1) AISGC : de quoi parle-t-on exactement (et ce que ce n’est pas)
AISGC signifie Association Internationale des Syndics et Gestionnaires de Copropriété. Dans l’écosystème de la copropriété, c’est une structure orientée coopération internationale entre acteurs, avec une logique de réseau et de production de travaux (échanges de pratiques, droit comparé, prises de position).

Ce cadrage évite une confusion fréquente : sur le papier, l’option peut sembler séduisante parce que l’acronyme ressemble à d’autres sigles du secteur, ou parce qu’on l’associe à un outil ou à un événement. En pratique, l’AISGC n’est ni un syndic, ni un cabinet de gestion, ni une solution logicielle unique, ni un salon professionnel. Elle s’adresse à des professionnels (syndics et gestionnaires), mais aussi à des associations ou fédérations nationales et à des partenaires institutionnels.
Dans un projet bien cadré, cette distinction est utile dès le départ, parce qu’elle conditionne vos attentes : on n’évalue pas une association comme on évalue un prestataire. Le bon réflexe est de raisonner en usage : qu’allez-vous en faire dans votre cabinet, dans votre veille, dans vos process, et à quel coût complet (temps mobilisé, participation, arbitrages internes) ?
2) Repères de création et portée juridique : les dates qui sécurisent
Quand on envisage une adhésion ou un partenariat, la première vérification, très concrète, porte sur l’existence juridique. L’AISGC a été déclarée à Paris le 29 avril 2026, avec une publication au Journal Officiel le 5 mai 2026, puis une annonce officielle de création le 19 mai 2026.
Ces repères donnent un cadre : l’association existe juridiquement et peut, en conséquence, publier des positions, organiser des travaux et fédérer des membres. Autre point à intégrer tout de suite dans votre grille de lecture : des statuts ont été adoptés lors de la création officielle. C’est le document pivot, celui qui transforme une intention en règles opérables (gouvernance, représentation, adhésion, sortie, obligations).
3) Gouvernance et ancrage international : ce que l’on peut déjà lire
Pour juger la crédibilité d’une structure internationale, je regarde toujours deux éléments : qui porte et quels territoires sont réellement à la table.
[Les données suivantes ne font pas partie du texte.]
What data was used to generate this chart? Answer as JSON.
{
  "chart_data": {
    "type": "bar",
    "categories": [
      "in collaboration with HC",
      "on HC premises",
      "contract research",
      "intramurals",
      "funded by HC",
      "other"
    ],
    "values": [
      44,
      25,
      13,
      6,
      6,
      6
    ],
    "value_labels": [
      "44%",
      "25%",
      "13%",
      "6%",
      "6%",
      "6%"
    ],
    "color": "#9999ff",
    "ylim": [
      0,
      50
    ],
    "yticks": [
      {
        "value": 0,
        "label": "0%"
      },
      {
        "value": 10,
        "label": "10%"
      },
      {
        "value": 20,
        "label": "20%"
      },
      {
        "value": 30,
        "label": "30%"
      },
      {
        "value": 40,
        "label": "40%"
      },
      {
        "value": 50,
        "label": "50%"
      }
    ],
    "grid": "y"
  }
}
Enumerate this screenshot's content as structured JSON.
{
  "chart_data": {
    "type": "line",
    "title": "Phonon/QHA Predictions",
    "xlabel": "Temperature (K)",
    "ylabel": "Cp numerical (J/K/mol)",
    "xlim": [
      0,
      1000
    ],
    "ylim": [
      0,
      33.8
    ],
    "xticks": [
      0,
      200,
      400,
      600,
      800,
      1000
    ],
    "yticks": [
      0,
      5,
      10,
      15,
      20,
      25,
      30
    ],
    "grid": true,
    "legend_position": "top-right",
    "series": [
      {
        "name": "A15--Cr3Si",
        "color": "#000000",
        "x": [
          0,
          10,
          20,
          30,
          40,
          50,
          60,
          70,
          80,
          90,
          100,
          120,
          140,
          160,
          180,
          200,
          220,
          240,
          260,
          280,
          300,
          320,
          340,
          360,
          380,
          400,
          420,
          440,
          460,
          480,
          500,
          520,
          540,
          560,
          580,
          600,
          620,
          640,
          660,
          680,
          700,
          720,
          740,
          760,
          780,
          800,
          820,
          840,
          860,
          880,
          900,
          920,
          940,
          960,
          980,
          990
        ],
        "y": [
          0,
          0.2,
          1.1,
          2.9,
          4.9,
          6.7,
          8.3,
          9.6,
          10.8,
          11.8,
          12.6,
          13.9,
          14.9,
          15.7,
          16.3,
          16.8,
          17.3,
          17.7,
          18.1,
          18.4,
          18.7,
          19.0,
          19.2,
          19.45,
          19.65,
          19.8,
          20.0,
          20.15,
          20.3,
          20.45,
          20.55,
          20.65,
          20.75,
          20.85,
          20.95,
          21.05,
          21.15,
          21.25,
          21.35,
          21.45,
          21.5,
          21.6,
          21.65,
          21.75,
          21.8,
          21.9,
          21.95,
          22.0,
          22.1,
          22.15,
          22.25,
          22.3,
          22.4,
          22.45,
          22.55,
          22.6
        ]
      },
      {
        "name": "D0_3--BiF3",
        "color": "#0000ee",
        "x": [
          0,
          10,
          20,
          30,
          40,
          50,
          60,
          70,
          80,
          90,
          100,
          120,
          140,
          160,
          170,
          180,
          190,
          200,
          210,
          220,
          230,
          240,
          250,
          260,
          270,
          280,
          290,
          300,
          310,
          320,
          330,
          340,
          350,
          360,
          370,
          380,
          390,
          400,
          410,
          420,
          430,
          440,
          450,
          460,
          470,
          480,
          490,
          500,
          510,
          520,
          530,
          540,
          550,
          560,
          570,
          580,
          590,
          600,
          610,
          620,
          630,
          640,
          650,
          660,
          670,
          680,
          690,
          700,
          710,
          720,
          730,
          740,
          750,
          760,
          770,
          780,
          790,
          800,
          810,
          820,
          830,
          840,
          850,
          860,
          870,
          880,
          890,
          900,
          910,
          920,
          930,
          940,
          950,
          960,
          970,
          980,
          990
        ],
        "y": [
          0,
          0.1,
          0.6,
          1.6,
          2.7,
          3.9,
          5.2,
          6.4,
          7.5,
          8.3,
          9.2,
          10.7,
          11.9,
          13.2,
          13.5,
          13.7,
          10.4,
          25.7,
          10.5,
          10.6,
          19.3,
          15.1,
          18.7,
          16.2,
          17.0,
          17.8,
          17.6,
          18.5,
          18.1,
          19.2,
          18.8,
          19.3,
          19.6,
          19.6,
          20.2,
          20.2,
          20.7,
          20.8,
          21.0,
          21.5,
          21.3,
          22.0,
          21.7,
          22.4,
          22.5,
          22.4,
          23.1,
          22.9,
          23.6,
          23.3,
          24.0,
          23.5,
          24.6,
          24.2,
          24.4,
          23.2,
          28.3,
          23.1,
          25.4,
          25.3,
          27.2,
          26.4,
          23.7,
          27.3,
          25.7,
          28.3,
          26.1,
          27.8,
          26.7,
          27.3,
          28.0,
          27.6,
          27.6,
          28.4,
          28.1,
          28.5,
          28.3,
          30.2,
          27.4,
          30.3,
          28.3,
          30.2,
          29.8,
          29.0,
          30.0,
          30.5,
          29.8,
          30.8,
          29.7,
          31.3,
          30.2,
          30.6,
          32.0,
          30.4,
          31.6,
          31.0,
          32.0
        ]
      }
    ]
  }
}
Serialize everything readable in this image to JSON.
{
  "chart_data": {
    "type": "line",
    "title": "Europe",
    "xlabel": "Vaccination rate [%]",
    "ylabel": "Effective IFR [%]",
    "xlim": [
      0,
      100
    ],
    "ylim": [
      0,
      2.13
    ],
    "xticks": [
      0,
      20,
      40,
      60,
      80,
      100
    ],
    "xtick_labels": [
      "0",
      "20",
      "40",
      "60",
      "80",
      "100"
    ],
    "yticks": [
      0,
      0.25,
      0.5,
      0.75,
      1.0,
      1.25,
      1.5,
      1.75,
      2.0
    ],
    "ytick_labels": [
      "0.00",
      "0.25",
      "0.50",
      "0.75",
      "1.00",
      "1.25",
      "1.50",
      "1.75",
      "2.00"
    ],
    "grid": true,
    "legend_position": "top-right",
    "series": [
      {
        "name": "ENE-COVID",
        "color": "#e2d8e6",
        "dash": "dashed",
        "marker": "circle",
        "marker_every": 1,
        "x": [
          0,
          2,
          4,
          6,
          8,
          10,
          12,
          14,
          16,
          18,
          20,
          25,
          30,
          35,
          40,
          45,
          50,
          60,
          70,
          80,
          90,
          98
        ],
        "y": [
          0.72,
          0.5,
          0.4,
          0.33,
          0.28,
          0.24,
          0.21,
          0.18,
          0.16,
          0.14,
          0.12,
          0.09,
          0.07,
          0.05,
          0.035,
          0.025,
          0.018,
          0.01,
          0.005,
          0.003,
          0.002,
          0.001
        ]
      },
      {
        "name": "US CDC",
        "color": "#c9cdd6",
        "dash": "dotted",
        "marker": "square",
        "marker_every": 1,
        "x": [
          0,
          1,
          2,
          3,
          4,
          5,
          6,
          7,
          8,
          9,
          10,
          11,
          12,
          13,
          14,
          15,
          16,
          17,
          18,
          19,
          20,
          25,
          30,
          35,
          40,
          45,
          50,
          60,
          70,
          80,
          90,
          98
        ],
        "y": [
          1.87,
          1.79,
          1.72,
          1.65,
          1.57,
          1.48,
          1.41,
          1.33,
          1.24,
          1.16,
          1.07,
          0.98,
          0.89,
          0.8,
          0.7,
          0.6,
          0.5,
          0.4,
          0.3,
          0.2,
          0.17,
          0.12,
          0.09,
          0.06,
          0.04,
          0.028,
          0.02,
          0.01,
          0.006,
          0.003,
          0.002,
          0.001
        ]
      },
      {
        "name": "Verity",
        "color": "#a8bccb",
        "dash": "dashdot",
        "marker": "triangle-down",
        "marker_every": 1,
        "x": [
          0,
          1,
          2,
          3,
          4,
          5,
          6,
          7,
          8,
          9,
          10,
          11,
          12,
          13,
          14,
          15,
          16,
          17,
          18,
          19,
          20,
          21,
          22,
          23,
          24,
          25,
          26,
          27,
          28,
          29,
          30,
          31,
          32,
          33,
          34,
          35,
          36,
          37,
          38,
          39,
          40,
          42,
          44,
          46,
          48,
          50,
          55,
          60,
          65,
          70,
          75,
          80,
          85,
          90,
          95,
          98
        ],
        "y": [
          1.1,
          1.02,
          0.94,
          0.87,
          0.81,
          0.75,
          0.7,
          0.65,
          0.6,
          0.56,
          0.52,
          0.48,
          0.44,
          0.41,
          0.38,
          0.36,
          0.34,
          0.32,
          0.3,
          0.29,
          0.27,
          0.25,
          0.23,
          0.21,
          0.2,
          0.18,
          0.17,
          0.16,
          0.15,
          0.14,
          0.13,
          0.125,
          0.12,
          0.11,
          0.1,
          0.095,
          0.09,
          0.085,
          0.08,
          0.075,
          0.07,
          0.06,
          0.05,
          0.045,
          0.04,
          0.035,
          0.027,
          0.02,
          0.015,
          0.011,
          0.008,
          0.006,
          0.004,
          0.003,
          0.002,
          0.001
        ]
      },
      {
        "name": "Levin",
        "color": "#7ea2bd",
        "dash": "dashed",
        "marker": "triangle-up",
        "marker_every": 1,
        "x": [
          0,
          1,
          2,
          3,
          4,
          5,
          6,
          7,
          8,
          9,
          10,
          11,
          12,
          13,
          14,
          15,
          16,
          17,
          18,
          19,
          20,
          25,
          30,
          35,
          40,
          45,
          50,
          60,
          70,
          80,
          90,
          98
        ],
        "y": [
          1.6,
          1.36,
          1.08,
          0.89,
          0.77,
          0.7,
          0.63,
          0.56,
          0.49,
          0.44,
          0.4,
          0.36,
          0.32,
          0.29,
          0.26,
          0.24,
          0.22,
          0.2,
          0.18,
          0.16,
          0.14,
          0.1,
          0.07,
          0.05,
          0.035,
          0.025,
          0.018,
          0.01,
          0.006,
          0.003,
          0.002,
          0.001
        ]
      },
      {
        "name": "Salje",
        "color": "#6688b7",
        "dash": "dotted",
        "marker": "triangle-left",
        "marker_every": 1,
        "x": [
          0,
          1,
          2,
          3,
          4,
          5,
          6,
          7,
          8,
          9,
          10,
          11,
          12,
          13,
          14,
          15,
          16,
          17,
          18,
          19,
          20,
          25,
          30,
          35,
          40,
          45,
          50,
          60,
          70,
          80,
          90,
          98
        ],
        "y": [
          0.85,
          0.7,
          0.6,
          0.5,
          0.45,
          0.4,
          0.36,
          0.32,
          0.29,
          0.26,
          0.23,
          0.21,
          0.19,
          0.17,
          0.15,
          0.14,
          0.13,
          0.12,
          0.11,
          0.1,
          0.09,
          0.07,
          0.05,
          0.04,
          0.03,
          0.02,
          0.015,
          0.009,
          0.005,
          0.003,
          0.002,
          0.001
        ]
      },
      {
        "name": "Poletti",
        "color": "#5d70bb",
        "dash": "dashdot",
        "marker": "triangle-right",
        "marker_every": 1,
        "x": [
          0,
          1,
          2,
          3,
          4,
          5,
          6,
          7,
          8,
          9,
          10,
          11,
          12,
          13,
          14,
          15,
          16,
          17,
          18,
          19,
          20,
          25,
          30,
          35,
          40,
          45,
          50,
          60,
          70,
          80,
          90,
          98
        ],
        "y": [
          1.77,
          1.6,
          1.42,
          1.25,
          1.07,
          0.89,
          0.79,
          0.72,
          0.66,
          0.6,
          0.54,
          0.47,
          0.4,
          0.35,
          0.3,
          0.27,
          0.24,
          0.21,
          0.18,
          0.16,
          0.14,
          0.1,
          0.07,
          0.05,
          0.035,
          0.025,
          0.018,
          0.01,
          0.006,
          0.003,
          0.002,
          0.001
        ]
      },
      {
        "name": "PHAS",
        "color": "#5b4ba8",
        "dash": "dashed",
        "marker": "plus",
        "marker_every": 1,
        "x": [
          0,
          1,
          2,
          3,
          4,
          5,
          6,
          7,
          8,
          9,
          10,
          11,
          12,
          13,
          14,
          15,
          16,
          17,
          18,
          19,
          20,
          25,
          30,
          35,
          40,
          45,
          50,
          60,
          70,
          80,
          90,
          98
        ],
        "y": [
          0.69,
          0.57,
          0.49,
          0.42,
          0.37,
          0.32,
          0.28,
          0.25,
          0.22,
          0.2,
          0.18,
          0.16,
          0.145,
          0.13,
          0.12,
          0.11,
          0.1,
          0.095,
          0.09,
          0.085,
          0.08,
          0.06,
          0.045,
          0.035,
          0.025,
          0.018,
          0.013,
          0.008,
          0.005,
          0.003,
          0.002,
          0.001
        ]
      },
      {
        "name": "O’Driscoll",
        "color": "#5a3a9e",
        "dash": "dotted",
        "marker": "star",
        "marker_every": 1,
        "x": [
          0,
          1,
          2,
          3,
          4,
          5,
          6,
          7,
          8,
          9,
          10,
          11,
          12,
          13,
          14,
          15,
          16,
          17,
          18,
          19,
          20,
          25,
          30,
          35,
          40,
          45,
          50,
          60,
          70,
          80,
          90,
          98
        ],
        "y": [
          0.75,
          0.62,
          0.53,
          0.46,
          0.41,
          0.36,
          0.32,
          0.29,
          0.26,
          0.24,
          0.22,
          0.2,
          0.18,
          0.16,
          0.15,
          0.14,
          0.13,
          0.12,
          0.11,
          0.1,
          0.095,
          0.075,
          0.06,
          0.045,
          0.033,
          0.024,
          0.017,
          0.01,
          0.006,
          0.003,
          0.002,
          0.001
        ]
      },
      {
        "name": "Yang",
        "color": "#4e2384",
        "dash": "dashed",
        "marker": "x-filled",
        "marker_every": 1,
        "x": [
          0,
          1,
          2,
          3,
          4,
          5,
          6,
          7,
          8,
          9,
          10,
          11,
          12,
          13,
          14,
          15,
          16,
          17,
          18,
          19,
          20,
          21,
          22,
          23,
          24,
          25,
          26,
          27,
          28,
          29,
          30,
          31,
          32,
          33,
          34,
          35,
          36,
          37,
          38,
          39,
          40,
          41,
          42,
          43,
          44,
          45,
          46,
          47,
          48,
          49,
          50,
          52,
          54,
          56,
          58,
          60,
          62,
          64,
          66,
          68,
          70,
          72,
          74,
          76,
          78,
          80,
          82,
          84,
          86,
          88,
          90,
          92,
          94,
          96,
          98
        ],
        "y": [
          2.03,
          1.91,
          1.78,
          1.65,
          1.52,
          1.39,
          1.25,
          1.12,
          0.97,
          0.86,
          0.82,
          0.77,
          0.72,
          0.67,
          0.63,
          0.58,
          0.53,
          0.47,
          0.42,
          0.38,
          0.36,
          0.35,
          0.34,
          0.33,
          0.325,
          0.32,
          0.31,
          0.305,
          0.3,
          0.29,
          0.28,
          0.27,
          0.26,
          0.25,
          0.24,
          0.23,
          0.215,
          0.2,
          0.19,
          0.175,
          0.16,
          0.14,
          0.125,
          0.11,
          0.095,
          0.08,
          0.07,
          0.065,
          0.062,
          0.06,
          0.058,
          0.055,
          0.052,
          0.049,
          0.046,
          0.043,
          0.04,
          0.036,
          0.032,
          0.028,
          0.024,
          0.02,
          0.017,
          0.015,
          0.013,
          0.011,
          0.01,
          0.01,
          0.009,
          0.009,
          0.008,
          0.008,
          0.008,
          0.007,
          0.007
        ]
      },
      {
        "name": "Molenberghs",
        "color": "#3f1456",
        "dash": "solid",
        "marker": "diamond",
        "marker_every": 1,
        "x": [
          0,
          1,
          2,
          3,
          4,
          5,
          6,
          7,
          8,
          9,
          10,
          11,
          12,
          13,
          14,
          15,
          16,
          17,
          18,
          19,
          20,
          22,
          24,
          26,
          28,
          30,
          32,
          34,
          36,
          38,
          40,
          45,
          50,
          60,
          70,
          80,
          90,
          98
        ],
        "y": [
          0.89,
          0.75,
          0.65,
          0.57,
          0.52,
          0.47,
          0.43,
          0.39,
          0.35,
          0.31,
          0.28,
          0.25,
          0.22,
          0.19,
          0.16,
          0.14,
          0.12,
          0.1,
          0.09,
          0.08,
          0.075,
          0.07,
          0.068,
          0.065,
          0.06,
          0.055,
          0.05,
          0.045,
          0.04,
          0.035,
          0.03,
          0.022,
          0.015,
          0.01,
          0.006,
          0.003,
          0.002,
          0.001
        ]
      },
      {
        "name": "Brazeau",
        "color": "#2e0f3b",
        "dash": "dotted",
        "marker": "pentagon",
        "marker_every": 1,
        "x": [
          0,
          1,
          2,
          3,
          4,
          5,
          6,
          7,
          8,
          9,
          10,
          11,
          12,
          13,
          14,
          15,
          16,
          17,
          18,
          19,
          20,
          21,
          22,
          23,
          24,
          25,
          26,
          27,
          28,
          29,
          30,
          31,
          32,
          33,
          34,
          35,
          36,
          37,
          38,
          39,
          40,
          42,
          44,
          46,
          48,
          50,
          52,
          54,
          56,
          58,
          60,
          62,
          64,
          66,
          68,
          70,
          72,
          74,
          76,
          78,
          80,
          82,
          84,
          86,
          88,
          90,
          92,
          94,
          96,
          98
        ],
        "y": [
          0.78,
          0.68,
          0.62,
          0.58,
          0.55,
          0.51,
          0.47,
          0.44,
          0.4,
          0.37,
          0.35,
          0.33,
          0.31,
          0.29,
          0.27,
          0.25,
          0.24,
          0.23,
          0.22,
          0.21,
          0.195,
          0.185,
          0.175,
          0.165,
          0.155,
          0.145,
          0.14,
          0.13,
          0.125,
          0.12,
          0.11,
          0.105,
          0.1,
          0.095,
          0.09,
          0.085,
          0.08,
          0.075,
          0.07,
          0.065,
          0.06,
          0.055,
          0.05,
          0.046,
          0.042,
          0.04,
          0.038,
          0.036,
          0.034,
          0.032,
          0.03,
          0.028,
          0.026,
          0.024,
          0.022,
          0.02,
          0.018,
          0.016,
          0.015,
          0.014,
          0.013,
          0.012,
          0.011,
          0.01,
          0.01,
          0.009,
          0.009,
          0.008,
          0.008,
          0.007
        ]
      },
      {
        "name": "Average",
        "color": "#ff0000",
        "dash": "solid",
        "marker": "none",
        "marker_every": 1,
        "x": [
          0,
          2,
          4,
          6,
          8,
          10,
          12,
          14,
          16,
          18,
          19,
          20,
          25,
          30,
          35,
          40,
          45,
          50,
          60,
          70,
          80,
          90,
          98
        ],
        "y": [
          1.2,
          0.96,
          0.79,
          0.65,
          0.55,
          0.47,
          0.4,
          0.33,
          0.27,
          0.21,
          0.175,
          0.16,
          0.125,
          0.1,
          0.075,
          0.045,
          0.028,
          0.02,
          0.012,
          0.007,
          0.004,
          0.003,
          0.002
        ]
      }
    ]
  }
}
Ici, la présidence est assurée par Gilles Frémont. Le secrétariat général est confié à Tarik Zniber, représentant du Maroc, présenté comme personnalité qualifiée. Une expertise juridique est indiquée avec Charles Bohbot, avocat spécialiste du droit de la copropriété, membre de l’équipe fondatrice.
Le bureau est annoncé comme composé de représentants de cinq territoires : France, Québec, Portugal, Maroc, Belgique. Des discussions d’élargissement sont mentionnées avec des délégations d’Italie, de Galice et de Tunisie.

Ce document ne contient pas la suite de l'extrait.